Damit hat sich die Lage merklich eingetrübt. Die Hoffnung ruht nun auf den zahlreichen charttechnischen Unterstützungen, denen sich der EuroStoxx 50 nähert. «Das bisherige Jahrestief vom März bei 3387 Punkten definiert den Auftakt zu einer ganzen Reihe von markanten Unterstützungen», so der technische Analyst Jörg Scherer von HSBC. «Neben dem langfristigen Durchschnitt der letzten 200 Monate – aktuell bei 3258 Punkten – ist in diesem Zusammenhang beispielsweise der ehemalige Abwärtstrend seit Beginn des Jahrtausends bei aktuell 3139 Punkten zu nennen.»

Neue Inflationsdaten verdüsterten die Stimmung an den Märkten, wie Analystin Sophie Lund-Yates von der Investmentgesellschaft Hargreaves Landsdown feststellte. Im Mai hatten sich die Verbraucherpreise in Grossbritannien gegenüber dem Vorjahresmonat um 9,1 Prozent erhöht. Das war die höchste Rate seit Beginn der Erfassung im Jahr 1997. Derartige Daten heizen nach Ansicht der Analystin Befürchtungen an, die Notenbanken könnten bei der Bekämpfung der Teuerung noch aggressiver vorgehen. Die Folgen liegen auf der Hand. «Es fehlen weiter die Argumente für Aktienkäufe selbst auf dem jetzt vermeintlich niedrigen Niveau», begründete Kapitalmarktstratege Jürgen Molnar vom Broker RoboMarkets die Zurückhaltung der Investoren.
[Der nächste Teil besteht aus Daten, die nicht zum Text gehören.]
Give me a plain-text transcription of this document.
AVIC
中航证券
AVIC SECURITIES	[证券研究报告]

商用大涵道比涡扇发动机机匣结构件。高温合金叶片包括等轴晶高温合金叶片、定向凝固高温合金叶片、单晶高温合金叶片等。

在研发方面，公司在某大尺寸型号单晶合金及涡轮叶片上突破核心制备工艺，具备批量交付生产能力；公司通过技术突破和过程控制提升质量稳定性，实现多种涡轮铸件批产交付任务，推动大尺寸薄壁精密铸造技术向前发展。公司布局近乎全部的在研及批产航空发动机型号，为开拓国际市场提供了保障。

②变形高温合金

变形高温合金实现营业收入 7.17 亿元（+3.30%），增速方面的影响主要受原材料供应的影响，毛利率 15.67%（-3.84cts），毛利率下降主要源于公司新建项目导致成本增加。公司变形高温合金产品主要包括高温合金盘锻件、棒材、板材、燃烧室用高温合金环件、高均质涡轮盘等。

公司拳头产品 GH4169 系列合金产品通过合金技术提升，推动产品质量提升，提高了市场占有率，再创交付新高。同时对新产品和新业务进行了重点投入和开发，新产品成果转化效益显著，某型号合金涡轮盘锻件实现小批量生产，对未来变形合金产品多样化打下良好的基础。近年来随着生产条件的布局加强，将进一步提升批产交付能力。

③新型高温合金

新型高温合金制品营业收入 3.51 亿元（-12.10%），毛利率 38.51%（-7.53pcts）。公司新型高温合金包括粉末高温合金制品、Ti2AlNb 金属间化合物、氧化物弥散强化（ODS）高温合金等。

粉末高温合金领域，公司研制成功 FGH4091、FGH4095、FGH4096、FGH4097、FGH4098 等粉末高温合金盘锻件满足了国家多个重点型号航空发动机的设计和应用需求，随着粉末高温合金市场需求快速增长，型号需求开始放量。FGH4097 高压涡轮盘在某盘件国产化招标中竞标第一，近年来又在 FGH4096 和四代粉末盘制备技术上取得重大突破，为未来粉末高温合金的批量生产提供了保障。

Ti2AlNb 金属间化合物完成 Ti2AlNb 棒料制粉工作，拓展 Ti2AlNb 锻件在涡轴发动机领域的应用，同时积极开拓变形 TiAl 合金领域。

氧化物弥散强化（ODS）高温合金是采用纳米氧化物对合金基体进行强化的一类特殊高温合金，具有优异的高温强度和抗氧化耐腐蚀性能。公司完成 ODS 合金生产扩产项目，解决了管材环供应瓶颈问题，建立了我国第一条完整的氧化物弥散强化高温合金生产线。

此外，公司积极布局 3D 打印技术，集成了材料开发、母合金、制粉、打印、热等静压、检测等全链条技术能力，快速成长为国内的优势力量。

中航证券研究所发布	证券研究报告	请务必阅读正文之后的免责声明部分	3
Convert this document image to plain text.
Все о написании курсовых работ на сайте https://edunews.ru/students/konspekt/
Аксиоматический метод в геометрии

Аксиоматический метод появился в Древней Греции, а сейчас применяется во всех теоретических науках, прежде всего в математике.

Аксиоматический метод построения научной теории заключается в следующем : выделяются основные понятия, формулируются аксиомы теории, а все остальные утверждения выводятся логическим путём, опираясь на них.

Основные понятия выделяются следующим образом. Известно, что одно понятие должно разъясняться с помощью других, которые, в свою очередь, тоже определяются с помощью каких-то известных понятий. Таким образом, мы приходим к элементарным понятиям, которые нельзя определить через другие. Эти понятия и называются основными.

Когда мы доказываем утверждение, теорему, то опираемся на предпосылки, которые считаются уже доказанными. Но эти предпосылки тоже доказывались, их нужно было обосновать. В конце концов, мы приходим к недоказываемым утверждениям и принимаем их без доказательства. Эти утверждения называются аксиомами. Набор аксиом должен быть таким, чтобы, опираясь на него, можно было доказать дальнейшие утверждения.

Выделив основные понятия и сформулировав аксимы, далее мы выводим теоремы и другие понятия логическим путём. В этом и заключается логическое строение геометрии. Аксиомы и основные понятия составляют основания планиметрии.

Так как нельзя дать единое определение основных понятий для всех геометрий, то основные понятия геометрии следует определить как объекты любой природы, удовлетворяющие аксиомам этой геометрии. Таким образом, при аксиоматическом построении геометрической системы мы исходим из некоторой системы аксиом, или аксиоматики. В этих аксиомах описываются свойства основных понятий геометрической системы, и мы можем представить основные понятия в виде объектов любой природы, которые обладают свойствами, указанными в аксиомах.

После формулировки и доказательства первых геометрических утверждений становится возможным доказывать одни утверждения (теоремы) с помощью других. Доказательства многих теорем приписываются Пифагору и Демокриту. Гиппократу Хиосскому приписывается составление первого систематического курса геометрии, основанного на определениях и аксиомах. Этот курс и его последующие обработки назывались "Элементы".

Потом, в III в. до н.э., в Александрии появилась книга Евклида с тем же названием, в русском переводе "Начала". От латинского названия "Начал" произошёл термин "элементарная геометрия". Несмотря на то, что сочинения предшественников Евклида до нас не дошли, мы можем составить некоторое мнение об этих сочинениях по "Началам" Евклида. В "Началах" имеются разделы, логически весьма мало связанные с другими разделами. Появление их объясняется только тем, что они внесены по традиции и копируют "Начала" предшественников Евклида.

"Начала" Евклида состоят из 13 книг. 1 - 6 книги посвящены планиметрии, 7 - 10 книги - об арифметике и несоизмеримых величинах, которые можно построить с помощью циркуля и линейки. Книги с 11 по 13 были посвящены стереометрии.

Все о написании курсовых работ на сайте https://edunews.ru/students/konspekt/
An der Spitze der Verlierer standen die Öl- und Rohstoffwerte. «Die Konjunktursorgen sind nicht nur am Aktienmarkt, sondern auch deutlich am fallenden Ölpreis abzulesen», merkte Molnar dazu an. Analyst Carsten Fritsch von der Commerzbank verwies zudem auf das anstehende Treffen von Vertretern der US-Ölindustrie mit US-Präsident Biden. «Biden hatte die Raffinerien in der letzten Woche öffentlich scharf kritisiert und ihnen vorgeworfen, zu wenig Benzin zu produzieren und durch die rekordhohen Verarbeitungsmargen Gewinne auf Kosten der Autofahrer einzustreichen», so Fritsch. «Offenbar geht eine Reihe von Marktteilnehmern davon aus, dass sich die Ölindustrie gefügig zeigen und das Benzinangebot deutlich ausweiten wird.»

Stahlwerte litten zudem unter kritischen Analystenstimmen. Unter Druck standen hier ArcelorMittal mit 7,2 Prozent Abschlag. Die US-Bank JPMorgan hatte die Aktie von «Overweight» auf «Neutral» abgestuft und das Kursziel von 48 auf 32,50 Euro gesenkt. In der Stahlbranche sei Vorsicht angesagt, schrieb Analyst Luke Nelson. Preise und Profitabilität seien deutlich gesunken, die Lagerbestände in Europa und China hoch und die Wirtschaftsaussichten mau.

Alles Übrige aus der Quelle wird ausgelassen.